Why do I write a note on DACA and values, stepping outside my usual scope of writing on health?  I feel compelled to write this for three reasons.

First, DACA and policies around immigration affect members of our community, and it falls to all of us to defend all members of our community from forces that threaten them, even if those forces seem at times to be our own government. We stand firmly with President Brown who has said clearly, “We will not provide information about students who are undocumented unless specifically compelled to do so by a warrant or subpoena, and we will provide advice and counsel on a case-by-case basis to students who self-identify as undocumented and come forward to seek our counsel.” Any concerned students should talk to our student services staff or engage with the University resources offered through Marsh Chapel, the Howard Thurman Center or to the ISSO team for confidential meetings. More information is at: https://www.bu.edu/isso/undocumented-individuals.

Second, our values are the bedrock on which all our houses are built, and the current administration’s efforts to undermine those core values shake our institutions at this very foundation.  I consider myself to be extraordinarily fortunate to be a member of the great academic enterprise that has made American universities the premier universities in the world over the past century. Fundamental challenges to the Enlightenment principles on which these universities are built are a threat to all of us, and it falls to us to stand up and say “no.”

Third, this too matters for the health of populations. In addition to the direct physical and psychological effects of marginalization and bigotry, and the threat of potential deportation for those directly affected, this administration’s slow disinvestment in public goods and in the social, economic, and environmental conditions that shape health, directly threaten the health of the entire American population. Beyond the direct effect these policies have on health is the tone they set. It is a tone of meanness, of disregard for the norms of respectful debate. This, too, matters for health. Incivility leads to hate; hate, if left unchecked, can lead to violence, as it did in Charlottesville. Even when we avoid this worst-case scenario, a culture of incivility still breeds a politics of exclusion, empowers the worst among us, and makes solutions increasingly hard to come by.

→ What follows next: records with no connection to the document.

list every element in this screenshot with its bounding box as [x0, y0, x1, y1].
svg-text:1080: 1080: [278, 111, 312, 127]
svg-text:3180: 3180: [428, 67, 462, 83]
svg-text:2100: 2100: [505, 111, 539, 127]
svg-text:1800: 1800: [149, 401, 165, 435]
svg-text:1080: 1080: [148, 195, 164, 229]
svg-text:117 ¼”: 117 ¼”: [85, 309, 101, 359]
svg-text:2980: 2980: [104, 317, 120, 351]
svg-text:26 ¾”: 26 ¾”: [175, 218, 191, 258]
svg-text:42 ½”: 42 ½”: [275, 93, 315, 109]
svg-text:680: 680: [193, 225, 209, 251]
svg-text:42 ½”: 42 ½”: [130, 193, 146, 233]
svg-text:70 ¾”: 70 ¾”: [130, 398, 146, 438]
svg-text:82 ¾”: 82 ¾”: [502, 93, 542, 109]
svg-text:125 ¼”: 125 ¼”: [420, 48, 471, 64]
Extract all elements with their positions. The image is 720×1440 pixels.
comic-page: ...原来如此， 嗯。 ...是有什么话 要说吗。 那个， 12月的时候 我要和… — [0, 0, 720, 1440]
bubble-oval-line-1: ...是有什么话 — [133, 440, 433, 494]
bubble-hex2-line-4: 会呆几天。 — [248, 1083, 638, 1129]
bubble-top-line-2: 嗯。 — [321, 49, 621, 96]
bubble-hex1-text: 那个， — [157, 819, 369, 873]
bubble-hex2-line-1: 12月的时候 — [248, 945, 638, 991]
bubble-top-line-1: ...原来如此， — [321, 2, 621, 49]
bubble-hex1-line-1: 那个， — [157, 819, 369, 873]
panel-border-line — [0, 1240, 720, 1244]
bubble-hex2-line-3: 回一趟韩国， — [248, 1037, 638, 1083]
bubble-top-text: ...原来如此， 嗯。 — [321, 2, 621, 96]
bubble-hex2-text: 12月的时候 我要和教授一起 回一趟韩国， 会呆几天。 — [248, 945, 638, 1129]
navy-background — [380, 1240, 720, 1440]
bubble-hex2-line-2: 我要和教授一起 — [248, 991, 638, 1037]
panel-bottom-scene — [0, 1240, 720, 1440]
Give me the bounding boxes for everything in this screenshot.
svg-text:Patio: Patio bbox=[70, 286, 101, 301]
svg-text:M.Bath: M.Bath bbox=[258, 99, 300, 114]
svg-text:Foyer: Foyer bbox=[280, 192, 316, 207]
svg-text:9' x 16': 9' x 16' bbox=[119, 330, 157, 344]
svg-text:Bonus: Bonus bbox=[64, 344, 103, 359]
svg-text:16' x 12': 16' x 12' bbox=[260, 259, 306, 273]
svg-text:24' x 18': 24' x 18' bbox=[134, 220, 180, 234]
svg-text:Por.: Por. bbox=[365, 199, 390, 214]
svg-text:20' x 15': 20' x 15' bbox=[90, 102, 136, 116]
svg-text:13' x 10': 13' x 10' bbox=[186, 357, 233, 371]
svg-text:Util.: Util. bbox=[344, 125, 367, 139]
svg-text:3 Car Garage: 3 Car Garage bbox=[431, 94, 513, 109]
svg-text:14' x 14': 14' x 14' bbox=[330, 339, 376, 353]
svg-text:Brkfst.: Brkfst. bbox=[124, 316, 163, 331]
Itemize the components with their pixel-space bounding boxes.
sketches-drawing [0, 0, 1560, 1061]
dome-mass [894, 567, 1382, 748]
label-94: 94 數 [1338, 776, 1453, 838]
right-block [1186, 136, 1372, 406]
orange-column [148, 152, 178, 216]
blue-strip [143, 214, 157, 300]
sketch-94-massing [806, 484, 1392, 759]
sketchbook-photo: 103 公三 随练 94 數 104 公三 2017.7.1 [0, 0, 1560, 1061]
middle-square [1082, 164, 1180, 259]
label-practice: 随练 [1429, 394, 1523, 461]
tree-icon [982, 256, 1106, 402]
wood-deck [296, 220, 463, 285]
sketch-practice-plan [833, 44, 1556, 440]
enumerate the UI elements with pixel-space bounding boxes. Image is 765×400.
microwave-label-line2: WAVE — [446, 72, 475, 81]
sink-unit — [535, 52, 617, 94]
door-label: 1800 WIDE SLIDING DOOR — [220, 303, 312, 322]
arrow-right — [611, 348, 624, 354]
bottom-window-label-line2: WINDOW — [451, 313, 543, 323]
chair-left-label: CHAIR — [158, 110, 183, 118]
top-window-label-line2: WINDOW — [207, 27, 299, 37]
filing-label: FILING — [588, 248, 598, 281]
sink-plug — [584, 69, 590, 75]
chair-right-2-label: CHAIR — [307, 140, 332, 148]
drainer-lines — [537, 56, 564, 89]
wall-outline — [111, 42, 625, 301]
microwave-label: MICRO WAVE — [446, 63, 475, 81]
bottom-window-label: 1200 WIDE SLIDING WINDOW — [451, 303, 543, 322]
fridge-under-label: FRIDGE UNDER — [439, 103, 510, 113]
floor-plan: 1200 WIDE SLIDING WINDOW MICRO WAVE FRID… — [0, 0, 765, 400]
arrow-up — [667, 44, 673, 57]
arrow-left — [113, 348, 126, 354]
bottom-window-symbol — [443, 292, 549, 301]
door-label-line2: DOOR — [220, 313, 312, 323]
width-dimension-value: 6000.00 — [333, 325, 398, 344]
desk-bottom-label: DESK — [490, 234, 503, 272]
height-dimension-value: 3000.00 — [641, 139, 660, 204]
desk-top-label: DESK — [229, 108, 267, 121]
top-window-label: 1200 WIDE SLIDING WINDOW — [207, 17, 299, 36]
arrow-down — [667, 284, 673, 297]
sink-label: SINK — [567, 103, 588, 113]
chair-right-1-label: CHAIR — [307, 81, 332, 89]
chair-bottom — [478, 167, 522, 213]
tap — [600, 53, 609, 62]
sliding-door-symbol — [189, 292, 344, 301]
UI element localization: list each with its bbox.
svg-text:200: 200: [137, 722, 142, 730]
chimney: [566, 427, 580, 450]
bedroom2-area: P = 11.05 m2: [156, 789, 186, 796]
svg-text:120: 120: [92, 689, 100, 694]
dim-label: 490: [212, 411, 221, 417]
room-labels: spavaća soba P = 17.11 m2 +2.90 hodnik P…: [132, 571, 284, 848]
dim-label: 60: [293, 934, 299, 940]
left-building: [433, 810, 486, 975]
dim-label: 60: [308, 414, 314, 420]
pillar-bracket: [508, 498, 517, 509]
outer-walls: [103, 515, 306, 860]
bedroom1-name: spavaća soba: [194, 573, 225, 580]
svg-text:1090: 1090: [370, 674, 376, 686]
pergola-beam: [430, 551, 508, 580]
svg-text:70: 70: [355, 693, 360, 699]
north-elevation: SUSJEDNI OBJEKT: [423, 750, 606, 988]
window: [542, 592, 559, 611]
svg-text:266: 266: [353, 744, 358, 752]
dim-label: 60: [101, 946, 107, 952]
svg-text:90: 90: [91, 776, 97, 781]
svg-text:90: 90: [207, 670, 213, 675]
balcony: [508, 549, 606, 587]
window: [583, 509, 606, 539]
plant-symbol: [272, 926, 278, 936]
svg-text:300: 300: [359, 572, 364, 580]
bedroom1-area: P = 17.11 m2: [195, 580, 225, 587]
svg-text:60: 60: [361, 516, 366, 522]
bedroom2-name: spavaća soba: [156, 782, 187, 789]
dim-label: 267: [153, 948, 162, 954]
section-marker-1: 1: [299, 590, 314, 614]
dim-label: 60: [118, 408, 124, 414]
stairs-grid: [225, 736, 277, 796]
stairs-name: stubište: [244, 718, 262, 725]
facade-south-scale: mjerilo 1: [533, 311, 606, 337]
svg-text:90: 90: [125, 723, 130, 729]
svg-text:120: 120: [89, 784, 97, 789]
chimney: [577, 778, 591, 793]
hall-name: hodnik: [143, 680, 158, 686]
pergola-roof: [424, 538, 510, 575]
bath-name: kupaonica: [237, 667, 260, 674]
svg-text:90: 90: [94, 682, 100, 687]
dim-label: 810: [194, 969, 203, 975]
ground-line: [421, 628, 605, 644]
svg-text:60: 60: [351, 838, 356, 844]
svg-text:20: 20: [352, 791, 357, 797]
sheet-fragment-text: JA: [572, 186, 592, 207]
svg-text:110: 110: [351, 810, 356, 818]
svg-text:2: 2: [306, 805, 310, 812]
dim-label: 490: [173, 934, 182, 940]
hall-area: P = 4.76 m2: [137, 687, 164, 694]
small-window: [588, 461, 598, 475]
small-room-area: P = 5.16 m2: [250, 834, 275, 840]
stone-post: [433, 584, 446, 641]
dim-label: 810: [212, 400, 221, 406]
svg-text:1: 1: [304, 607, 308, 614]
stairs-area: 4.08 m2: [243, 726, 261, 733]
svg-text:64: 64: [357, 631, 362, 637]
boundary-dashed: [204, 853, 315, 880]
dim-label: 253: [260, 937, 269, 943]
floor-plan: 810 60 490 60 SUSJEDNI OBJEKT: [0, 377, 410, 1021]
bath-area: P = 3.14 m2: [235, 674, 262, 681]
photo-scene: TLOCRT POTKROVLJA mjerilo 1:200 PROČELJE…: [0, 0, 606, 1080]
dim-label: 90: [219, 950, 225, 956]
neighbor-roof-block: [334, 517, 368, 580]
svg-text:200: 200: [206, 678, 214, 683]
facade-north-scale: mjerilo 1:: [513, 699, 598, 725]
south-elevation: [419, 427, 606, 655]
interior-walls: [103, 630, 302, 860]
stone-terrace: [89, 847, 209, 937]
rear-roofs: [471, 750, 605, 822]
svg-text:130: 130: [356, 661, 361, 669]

With this in mind, I turn, once again, to values. At this unique season in our history, it strikes me that we in public health can make a difference not just by working to improve the conditions of health, but by working, each day, to elevate the public debate, inspired by the same Enlightenment ideals that have always made our school and our country great. Reason, depth of analysis, clarity of thought and expression: These are the antipodes of bigotry and hate. Together, these values can create a context where we can shift culture, and ultimately policy, to create a healthier world.

Warm regards,


Sandro Galea, MD, DrPH
Dean and Robert A. Knox Professor
Boston University School of Public Health
Twitter: @sandrogalea

Acknowledgement: I am grateful to Eric DelGizzo for his contributions to this Dean’s Note.